Retrieved: http://www.famegame.com/projects/1051395 Malaria No More, a non-profit organization devoted to raising public awareness of the disease, brought a group of 20 scientists to Capitol Hill to discuss their cutting-edge malaria research on World Malaria day on April 25th, 2012. Using computer-assisted molecular modeling, scientists have been looking for new vaccine candidates and identifying drugs to field-test. Brian Grimberg, a professor of international health at Case Western Reserve University in Cleveland, Ohio, said scientists from his lab are studying a newly discovered compound that kills the malaria parasite in lab-infected mice. Other research highlighted at the Washington gathering included the use of genetic engineering to prevent mosquitoes from becoming infected with the parasite in the first place, so they can’t spread it to humans. Researchers at Virginia Commonwealth University in Richmond and Johns Hopkins University in Baltimore, Maryland, are using genetically modified bacterial viruses, known as phages, to produce a protein in the mosquitoes’ gut which blocks infection by the malaria parasite. These researchers did warn us that these are having their own problems and kinks to work out. We don’t know for sure if these truly can prevent or rid people of the disease, but I think the fact that this research is out there and being presented and celebrated is a huge milestone for this day. To date, we have spent roughly $2 billion a year on malaria control, a disease that has existed for 4700 years. The emerging drug-resistant malaria cases suggest that the current prevention measures and treatment are not enough to combat the disease. Clearly academia and pharmaceutical companies need to collaborate and develop (or as noted above need to continue to develop) new treatments with long-term effects. The looming threat of drug-resistant malaria spreading further necessitates the exploration of other drugs and implementation of vaccines to combat the deadly disease now.
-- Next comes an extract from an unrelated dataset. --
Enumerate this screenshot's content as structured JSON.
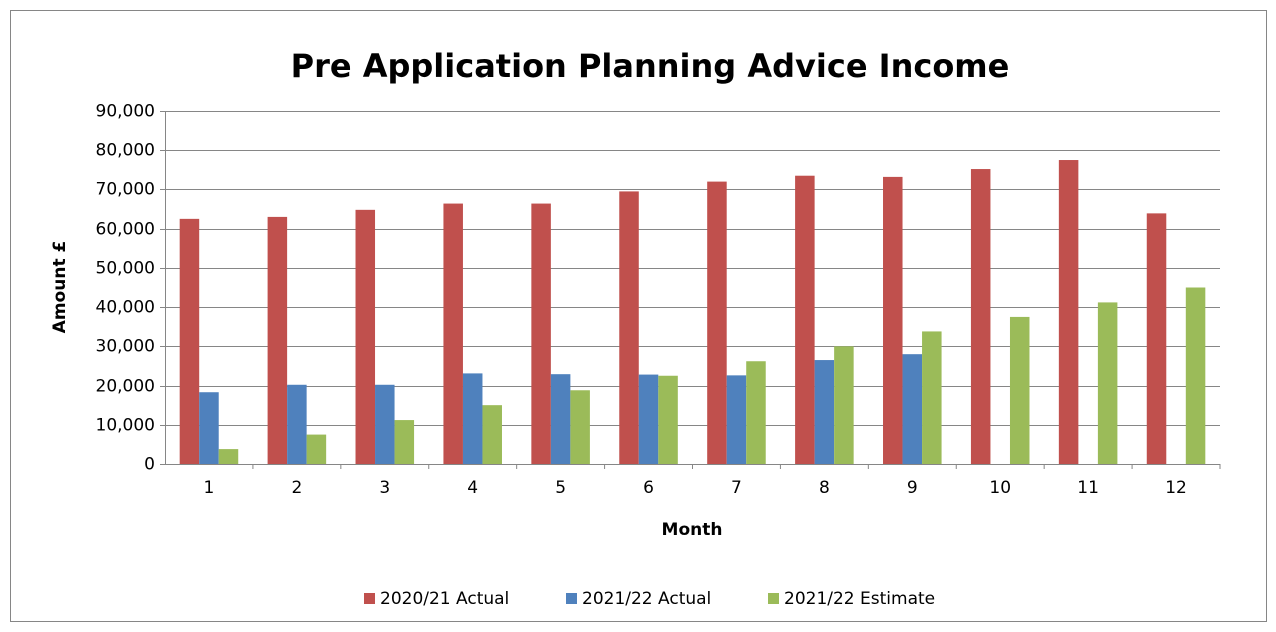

I think that this World Malaria was a hugely successful start in the prevention of this disease. The disease recently has been in the news and more and more people are joining in and understanding the significance of putting both donations and research into prevention. This is a huge start and I can only hope that the recognition and day of awareness keeps growing.
When asked to describe malaria in one word, a nurse at Karawa General Hospital in the Democratic Republic of Congo (DRC) had this to say: “Killer.” The hospital administrator said that 80 percent of the local population carries the disease. We may not see this disease on a daily basis in the Western World, but that does not mean we should forget it exists.